To his latest year the Duke continued to attend the sessions of the Lords, and his opinions were listened to with respectful attention. It was fitting that his last speech there should have been in a military debate, and that in urging the value of militia organization, he should have drawn upon his experience with the raw Hanoverian levies in the Waterloo campaign. This was in the summer of 1852. On the evening of the 13th of the following September he retired in his usual condition of health. The next morning he was seized with sudden illness and did not live the day out.

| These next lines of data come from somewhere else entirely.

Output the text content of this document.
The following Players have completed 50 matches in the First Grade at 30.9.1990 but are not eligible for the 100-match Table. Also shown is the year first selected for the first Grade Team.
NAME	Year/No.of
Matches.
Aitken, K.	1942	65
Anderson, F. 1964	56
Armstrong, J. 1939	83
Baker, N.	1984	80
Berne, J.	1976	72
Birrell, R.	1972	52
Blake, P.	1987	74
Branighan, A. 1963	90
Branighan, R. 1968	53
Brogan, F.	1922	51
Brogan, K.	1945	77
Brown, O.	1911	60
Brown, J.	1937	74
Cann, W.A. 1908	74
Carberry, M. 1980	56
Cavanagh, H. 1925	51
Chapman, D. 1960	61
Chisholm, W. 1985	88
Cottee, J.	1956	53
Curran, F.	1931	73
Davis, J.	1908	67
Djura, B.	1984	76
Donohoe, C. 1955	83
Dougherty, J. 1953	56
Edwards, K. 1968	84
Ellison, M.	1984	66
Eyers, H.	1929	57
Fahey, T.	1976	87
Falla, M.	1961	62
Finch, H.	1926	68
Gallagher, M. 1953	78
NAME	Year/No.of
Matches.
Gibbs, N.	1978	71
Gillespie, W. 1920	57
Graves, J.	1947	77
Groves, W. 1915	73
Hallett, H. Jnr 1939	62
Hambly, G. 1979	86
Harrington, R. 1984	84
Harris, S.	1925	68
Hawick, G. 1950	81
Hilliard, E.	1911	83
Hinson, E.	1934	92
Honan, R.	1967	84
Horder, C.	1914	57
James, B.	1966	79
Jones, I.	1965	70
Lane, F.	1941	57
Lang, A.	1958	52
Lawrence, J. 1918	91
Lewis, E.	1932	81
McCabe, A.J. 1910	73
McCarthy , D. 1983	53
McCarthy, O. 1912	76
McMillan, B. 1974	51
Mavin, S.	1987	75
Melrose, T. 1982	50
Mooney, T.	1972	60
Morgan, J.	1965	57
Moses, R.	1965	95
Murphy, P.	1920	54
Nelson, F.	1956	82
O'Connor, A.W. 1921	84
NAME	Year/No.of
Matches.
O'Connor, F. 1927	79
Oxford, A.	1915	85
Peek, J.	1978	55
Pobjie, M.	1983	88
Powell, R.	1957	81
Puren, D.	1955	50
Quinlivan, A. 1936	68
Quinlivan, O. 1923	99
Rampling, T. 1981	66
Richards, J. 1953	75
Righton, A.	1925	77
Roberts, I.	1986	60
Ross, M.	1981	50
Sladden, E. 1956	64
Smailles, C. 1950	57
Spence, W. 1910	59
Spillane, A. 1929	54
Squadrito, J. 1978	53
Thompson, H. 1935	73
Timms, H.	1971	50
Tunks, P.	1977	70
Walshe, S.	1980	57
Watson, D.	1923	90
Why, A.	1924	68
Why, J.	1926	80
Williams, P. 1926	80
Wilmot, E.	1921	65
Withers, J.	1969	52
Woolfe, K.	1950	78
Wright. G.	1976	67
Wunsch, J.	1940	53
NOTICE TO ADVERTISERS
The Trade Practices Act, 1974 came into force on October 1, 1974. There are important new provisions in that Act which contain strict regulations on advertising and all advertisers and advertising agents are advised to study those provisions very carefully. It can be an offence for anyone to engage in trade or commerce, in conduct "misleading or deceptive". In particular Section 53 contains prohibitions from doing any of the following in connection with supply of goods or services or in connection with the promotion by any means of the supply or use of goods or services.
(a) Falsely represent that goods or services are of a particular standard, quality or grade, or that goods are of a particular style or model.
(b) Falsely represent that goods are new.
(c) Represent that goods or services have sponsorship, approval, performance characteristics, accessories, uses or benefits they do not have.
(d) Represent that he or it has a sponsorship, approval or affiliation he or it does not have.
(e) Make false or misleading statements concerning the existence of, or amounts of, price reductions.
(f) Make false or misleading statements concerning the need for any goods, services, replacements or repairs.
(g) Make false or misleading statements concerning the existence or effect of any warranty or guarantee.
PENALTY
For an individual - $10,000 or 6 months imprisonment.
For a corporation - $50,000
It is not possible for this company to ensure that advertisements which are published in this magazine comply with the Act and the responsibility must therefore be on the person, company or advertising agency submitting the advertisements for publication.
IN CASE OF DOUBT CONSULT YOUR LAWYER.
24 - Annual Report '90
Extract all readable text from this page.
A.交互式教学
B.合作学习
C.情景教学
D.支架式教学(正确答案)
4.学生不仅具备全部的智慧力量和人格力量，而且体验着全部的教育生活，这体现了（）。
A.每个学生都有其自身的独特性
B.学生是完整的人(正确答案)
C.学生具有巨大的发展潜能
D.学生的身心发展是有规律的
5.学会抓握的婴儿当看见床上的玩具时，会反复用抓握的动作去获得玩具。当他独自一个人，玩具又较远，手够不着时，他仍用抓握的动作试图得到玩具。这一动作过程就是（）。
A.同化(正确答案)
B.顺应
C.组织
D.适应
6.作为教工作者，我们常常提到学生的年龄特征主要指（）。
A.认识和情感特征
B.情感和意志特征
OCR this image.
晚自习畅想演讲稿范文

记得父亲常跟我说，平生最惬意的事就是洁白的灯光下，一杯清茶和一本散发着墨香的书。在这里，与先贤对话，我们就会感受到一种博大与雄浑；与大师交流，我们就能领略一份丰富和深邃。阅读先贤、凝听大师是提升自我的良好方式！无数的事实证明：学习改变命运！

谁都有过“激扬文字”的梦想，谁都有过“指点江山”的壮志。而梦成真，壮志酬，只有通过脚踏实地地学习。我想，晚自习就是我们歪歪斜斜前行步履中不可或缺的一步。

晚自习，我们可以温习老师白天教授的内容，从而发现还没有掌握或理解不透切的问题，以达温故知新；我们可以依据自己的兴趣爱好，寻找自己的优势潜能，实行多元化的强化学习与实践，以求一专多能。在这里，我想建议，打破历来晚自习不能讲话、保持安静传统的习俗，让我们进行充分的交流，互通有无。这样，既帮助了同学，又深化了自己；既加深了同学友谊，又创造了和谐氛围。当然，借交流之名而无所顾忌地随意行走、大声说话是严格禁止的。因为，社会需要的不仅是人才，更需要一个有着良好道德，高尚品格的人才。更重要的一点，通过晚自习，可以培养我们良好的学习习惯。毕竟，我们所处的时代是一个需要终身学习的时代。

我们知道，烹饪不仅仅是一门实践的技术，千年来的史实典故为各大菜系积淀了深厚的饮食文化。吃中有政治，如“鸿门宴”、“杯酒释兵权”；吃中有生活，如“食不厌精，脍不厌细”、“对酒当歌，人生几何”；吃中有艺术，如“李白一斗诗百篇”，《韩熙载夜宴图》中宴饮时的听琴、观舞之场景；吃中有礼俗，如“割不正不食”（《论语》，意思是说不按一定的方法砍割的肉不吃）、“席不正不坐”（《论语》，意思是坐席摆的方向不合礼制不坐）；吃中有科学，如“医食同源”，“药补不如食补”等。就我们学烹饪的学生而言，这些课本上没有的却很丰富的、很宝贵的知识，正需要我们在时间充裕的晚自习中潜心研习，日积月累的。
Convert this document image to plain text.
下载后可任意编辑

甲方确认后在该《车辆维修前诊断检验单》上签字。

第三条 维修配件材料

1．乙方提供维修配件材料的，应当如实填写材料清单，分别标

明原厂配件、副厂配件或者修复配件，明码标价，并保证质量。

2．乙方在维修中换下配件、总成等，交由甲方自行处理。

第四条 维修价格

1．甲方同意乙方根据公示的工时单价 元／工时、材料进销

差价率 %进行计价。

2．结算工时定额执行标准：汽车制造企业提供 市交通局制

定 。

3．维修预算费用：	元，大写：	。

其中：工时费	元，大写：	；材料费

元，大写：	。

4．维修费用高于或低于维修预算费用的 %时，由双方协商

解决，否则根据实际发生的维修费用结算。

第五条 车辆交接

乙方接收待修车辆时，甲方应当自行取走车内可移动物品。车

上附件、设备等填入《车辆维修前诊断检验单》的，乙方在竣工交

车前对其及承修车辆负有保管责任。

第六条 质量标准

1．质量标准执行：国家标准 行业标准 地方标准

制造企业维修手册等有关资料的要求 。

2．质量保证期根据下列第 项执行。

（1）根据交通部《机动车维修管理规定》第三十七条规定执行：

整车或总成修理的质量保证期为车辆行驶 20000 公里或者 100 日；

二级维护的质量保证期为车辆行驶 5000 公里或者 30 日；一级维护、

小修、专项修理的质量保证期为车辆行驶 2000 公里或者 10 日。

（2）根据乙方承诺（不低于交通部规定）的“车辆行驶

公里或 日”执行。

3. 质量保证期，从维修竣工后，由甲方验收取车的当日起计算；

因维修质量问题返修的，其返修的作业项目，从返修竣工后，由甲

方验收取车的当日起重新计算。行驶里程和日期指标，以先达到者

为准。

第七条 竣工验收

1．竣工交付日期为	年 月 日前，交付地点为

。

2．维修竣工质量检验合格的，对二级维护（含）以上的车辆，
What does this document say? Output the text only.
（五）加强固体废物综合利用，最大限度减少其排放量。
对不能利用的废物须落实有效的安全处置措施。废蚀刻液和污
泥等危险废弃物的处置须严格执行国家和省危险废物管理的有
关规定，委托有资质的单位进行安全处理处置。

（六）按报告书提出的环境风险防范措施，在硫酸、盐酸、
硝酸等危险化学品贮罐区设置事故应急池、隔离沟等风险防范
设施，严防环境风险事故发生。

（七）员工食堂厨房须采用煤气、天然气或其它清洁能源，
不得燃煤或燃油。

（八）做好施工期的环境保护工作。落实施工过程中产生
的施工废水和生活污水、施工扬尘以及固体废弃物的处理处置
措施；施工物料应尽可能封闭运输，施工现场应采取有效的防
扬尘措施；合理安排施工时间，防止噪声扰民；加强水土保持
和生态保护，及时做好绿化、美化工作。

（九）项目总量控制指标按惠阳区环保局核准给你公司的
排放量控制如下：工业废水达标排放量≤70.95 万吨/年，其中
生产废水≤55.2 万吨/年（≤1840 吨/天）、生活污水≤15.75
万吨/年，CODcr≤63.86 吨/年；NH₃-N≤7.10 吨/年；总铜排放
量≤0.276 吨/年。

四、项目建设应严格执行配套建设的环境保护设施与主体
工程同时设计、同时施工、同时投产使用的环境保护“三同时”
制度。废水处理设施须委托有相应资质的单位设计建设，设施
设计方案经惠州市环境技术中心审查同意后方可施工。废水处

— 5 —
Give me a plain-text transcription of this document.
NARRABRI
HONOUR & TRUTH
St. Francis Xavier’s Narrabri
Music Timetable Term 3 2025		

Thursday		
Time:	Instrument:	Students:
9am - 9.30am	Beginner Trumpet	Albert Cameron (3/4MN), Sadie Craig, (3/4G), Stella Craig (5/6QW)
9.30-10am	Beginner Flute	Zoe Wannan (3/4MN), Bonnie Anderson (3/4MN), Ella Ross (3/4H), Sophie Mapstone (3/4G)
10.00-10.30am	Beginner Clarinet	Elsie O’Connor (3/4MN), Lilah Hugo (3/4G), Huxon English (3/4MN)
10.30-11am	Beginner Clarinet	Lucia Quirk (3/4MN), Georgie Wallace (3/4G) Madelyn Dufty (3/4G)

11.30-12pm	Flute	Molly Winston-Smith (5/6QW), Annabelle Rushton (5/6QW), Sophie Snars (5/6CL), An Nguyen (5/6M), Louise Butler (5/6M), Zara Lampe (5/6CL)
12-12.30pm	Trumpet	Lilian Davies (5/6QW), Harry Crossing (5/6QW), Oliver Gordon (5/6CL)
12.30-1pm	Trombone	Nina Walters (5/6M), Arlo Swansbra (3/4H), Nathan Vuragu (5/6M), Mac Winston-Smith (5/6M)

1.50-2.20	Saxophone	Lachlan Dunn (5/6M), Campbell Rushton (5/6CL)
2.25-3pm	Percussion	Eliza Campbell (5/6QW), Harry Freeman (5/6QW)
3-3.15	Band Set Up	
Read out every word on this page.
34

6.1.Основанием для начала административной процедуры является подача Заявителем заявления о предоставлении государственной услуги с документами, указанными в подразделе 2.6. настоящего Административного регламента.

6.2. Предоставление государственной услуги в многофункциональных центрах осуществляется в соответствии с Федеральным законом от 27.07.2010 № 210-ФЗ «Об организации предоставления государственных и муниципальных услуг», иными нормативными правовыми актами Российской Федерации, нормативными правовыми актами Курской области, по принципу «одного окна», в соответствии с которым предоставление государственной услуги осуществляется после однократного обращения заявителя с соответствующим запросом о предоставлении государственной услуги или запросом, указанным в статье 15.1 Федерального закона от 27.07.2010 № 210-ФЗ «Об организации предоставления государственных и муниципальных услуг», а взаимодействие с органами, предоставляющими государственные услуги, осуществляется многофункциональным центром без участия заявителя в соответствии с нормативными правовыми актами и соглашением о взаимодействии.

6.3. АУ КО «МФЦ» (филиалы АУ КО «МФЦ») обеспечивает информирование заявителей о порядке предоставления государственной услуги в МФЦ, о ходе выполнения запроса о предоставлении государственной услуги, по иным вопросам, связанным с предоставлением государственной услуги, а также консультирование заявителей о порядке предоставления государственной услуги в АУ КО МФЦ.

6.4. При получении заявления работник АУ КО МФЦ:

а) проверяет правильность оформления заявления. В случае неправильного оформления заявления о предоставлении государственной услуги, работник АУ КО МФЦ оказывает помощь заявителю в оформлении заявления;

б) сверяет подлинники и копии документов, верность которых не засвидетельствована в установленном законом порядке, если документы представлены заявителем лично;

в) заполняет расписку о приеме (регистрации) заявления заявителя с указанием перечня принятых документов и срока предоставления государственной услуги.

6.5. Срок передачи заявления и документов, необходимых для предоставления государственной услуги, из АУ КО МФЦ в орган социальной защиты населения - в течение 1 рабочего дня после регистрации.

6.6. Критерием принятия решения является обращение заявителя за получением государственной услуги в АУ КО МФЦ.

Enough has been said in this brief sketch of his public career to show that the Duke of Wellington, though among the greatest of English soldiers, cannot rank high among English statesmen, although he served his country in the highest offices. If read in detail the record of his career in the Cabinet and in the House of Lords would confirm the reader in the opinion that his only sure title to greatness rests in his military career. It has often been said that, had he died in the moment of victory as did Nelson, it would have been happier for his fame. But it must not be forgotten that the years of his political action were those in which England was passing through the stages of a social and political revolution, in which the democracy was rising to power and the landed aristocracy was losing prestige and privilege. That this revolution was accomplished without such a convulsion as marked this struggle in other European kingdoms may have been due, in some degree at least, to the fact that the leader of the aristocratic Party was held in honor by the masses of the nation. Moments of exasperation there were when the bitterness of popular feeling against the obstructionists in the House of Lords vented itself upon the Duke, but the prevailing feeling toward him was one of pride in his military achievements and confidence in his honesty. As McCarthy has well said, "His victories belonged to the past. They were but tradition, even to middle-aged persons in the Duke's later years. But he was regarded still as the embodiment of the national heroism and success—a modern St. George in a tightly buttoned frock coat and white trousers!"